This report provides the current context for the delivery of the Warwickshire County Council Education Sufficiency Strategy and the Warwickshire SEND and Inclusion Strategy and outlines pupil number forecasts from September 2023.
Cabinet Portfolio Holder – Councillor Kam Kaur
This report was presented by Councillor Kam Kaur, Portfolio Holder for Education, who stated that the Council had a statutory duty to ensure that sufficient early years, childcare, primary, secondary and post-16 education places were available for their area, including places appropriate for pupils with Special Educational Needs/Disabilities (SEND). She advised that the Annual Education Sufficiency Update (Ages 0-25) 2023 was supplementary to the County Council’s Education Sufficiency Strategy and outlined the Council’s approach to this duty, including pupil number forecasts from September 2023, compared against school capacities. Details of any pressures expected during that period were included, along with proposed solutions such as school expansions. Sufficiency of early years, childcare, post-16 and SEND places were also assessed. Council Kaur noted that across the county as a whole, there was sufficient capacity to provide early years and childcare places to all that required it. There was also a sufficient number of places for Post-16 students. Demand for early years places was expected to increase in some areas of high housing development.
She noted that the trend in Warwickshire was for increased demand for specialist education provision. Provision in Specialist Resourced Provision and special schools was being expanded and a ‘deep dive’ review was taking place, as part of the Delivering Better Value Programme, which would lead to recommendations on whether any further special school provision should also be commissioned.
Eleven new schools had opened in Warwickshire since 2010, as well as several permanent school expansions contributing to an overall increase of over 10,000 new permanent school places in the last 10 years. During the next fifteen-year period it was expected to deliver at least another seven new schools, alongside several expansion projects for both mainstream and specialist settings. In the longer term, if all proposed housing development across the county was built as suggested, this figure could rise to as many as 24 new schools being required to meet the need for school places. Early years places and Specialist Resourced Provision would be provided in all new schools where appropriate.
Councillor Kaur highlighted the forecast mainstream pupil numbers as set out in the report and noted that the forecasting methodology used was based on DfE guidance. Councillor Kaur went on to state that demand for primary places in all year groups could be accommodated in existing schools in most planning areas. Areas of high housing development including Nuneaton, Rugby, Kineton, Kenilworth and South of Leamington were forecasting a need for additional primary school places and this was addressed in the Update.

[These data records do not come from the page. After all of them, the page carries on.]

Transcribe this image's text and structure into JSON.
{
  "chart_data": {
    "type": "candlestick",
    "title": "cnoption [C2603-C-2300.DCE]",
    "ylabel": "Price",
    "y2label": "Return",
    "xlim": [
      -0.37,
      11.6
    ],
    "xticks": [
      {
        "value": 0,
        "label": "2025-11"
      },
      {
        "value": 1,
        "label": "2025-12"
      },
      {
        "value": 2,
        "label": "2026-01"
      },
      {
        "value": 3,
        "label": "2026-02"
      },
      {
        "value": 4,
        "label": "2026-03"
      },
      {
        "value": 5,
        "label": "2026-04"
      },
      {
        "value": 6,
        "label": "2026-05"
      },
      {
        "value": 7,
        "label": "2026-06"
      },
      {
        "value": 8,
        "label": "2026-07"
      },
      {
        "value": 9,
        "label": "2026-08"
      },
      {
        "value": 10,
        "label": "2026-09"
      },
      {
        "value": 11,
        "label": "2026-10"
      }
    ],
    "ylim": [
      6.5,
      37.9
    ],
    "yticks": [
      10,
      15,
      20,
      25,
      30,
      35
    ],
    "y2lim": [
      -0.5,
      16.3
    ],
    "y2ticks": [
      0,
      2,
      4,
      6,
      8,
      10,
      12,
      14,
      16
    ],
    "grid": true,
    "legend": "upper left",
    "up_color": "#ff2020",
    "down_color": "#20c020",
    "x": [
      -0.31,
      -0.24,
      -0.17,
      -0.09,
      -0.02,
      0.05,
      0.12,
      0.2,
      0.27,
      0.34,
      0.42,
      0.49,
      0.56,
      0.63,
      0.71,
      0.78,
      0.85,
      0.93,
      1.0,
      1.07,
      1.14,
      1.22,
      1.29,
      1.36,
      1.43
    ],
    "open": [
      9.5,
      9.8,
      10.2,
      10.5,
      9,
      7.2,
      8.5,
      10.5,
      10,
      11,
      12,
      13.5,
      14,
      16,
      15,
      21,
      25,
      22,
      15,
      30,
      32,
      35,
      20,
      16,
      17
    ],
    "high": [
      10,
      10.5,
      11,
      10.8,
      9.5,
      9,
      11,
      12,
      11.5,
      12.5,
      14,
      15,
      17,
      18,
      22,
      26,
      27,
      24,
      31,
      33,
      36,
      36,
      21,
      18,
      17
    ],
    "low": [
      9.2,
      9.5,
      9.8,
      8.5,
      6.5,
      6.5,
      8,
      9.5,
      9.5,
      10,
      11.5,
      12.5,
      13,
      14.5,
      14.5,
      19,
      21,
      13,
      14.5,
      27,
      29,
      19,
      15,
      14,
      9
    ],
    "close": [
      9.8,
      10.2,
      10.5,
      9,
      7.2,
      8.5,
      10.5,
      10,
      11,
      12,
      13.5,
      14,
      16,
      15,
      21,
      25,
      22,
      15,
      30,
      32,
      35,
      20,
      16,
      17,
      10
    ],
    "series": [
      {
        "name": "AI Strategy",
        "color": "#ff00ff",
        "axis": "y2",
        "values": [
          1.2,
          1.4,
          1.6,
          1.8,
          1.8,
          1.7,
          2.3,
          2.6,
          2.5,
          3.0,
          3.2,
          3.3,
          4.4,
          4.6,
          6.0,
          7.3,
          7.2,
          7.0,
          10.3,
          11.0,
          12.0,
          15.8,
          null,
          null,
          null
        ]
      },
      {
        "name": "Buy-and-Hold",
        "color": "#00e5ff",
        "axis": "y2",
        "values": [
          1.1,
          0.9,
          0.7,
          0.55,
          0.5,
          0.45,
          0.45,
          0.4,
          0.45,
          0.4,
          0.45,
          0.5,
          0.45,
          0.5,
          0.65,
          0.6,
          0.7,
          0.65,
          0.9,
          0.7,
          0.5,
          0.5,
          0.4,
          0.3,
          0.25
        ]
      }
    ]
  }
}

Councillor Kaur noted that all areas of the county were experiencing pressure on Secondary school places in some year groups, as a combined result of larger resident cohorts moving through these year groups and new housing development in the county bringing new families during the school year. In addition to new schools opening and permanent expansion of existing schools as detailed in the Update, to meet the increasing need for places during the school year, Secondary schools would be required to take a small number of pupils over capacity in most year groups and in most areas by the end of 2023. The local authority was working with Secondary schools to support the introduction of temporary expansions/additional places and the Fair Access Protocol would continue to be used as appropriate.
Councillor Kaur provided reassurance that proposed additional school expansions and new schools would be subject to the usual processes of governance prior to submission for Council approval, including of capital expenditure.
Councillor Isobel Seccombe, Chair and Leader, noted that there was a theme to the challenges being discussed around demand for SEND and she considered that this meant changes for schools and how they continued to meet the needs of the community. Councillor Seccombe considered that this required a serious discussion with schools, including academies.
Councillor Jerry Roodhouse expressed his concern regarding SEND that the age that children required support was becoming younger, impacting family centres and nurseries and this would continue to increase demand in future years. He welcomed the proposed deep dive and looked forward to the outcome of the report. He considered that some Member oversight was required to support a culture shift towards a more corporate approach. Councillor Roodhouse indicated he was not supportive of academisation which limited the prospects for a strategic approach. He explained that he had spoken to a primary school headteacher in the days before the meeting and praised the exceptional work she had been doing to ensure the school played its role in the community but he noted a different approach from secondary schools. In his view, the pressures coming through the system were increasing and would continue to do so with self harm, alcohol, and suicide now being noted in younger age groups. He asked how long the feasibilty work with regarding to Rugby North would take.
Councillor Kam Kaur agreed with sentiments expressed around culture but, as could be seen from the report, a lot of work was taking place and the sufficiency team were constantly planning and forecasting. She noted the rise in the need for education, health and care plans and the need to plan now for how schools could support the Council to meet those challenges, bringing the Warwickshire family of schools into a more collaborative way of working.
Councillor Margaret Bell noted that the report did not go into detail on the proportion of in-year places required and whether these were rising. Councillor Kaur responded that in-year applications were having a big impact and there were challenges around schools capping their admission numbers.
That Cabinet endorses the Annual Education Sufficiency Update (Ages 0-25) 2023 at Appendix 1 to the report and confirms its support for the development of design, feasibility and detailed costings for the proposed projects identified in the report.